Building Customer Loyalty by Committing to High Standards
As financial health shifts from aspiration to expectation, leaders face a new question: What does it actually take to commit? This session will examine why shared standards matter in a rapidly changing environment—for consumers, institutions, and the broader system. Panelists will discuss what drives adoption, what enables it, what slows it down, and how clear benchmarks support smarter decisions, stronger governance, and more consistent outcomes over time. Leave with new clarity on how shared standards can transform your organization’s values into everyday practice.

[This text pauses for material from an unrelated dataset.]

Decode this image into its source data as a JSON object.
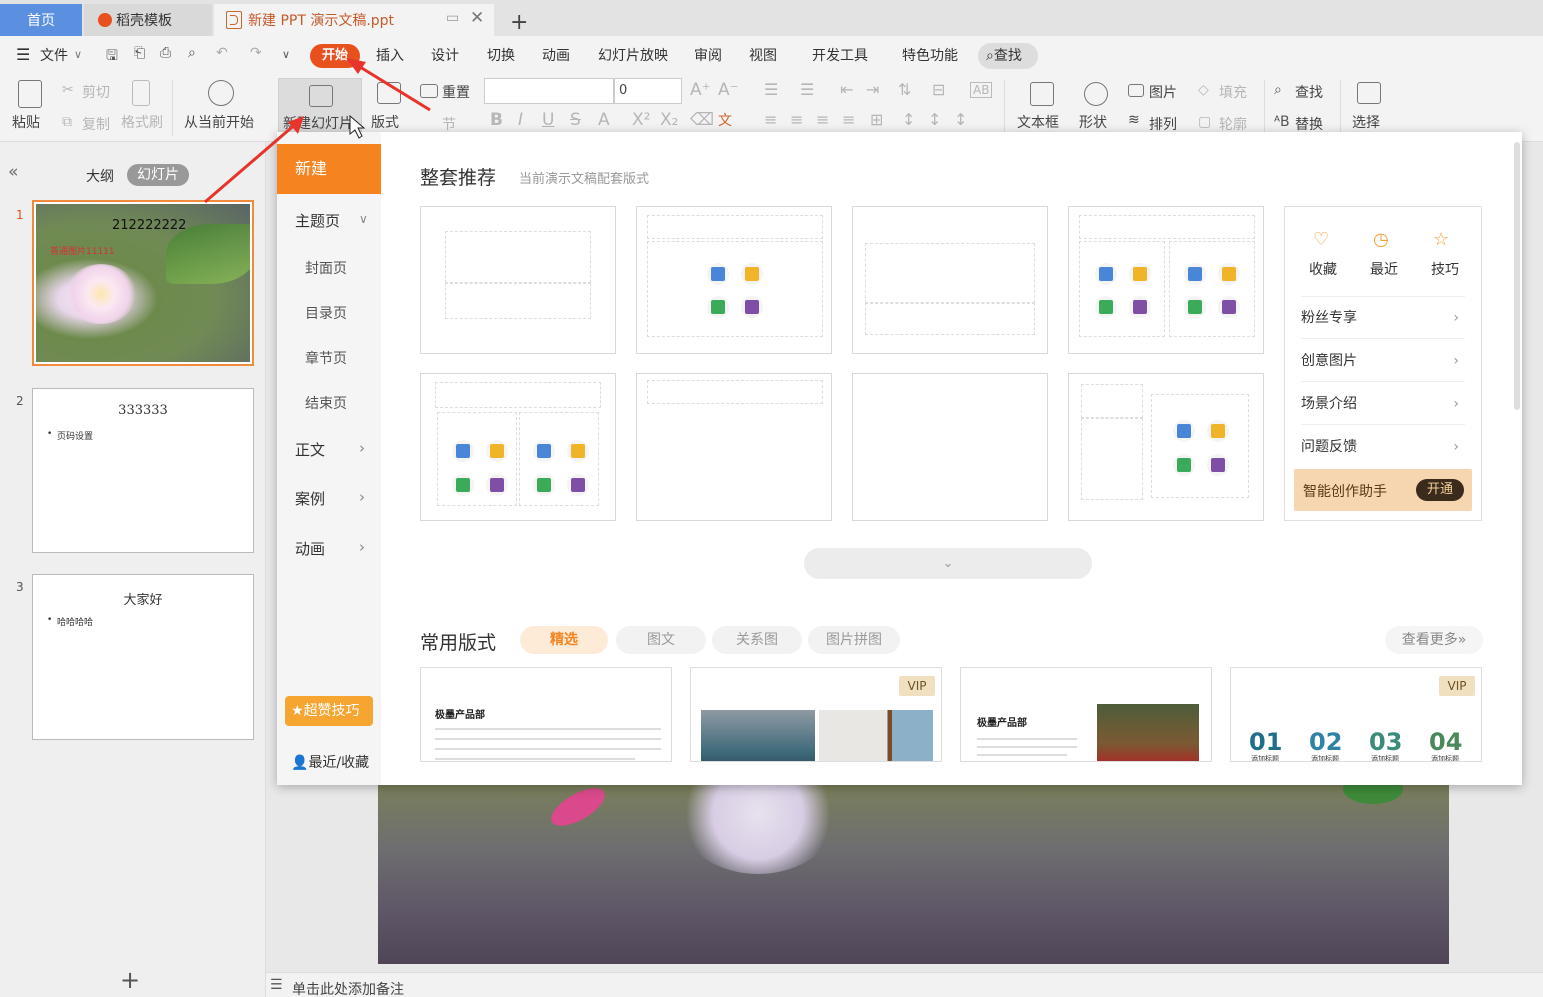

Crystal Anderson, Chief of Staff and Vice President of Operations, MX
Adam Davis, Vice President, Financial Health and Liquidity, Capital One
Ajamu Kitwana, Senior Vice President/Director, Purpose and Community, ESL Federal Credit Union
Moderator: Sarah Gordon, President, Financial Health Network

Hard Questions for the Future of Finance
Some of the most important decisions ahead won’t come with clear answers. This closing panel tackles the toughest questions shaping the future of financial health: where innovation helps, where it creates risk, and where institutions may be underestimating the consequences. From AI and fraud to climate exposure and new payment models, the conversation surfaces competing perspectives and challenges assumptions about what it means to be “future-ready.” Designed to provoke reflection as much as direction, this session invites leaders to rethink what they believe about what’s coming next.
Michael Hsu, Former Acting Comptroller of the Currency
Alex Johnson, Founder, Fintech Take

11:00 AM – 1:00 PM
Member-Exclusive Session | The Future of Financial Health, Part II: The 2036 Blueprint
In this immersive, role-based session, Members will design a 10-year roadmap for making financial health foundational to institutional success. Guided by structured prompts tailored exclusively to various job functions of financial health leaders, you’ll identify three critical actions your organization must take between 2026 and 2036 to effectively prepare for the next decade of innovation. Expect to leave with a step-by-step blueprint, sharper interdisciplinary perspectives, and a clearer path toward durable, scalable impact.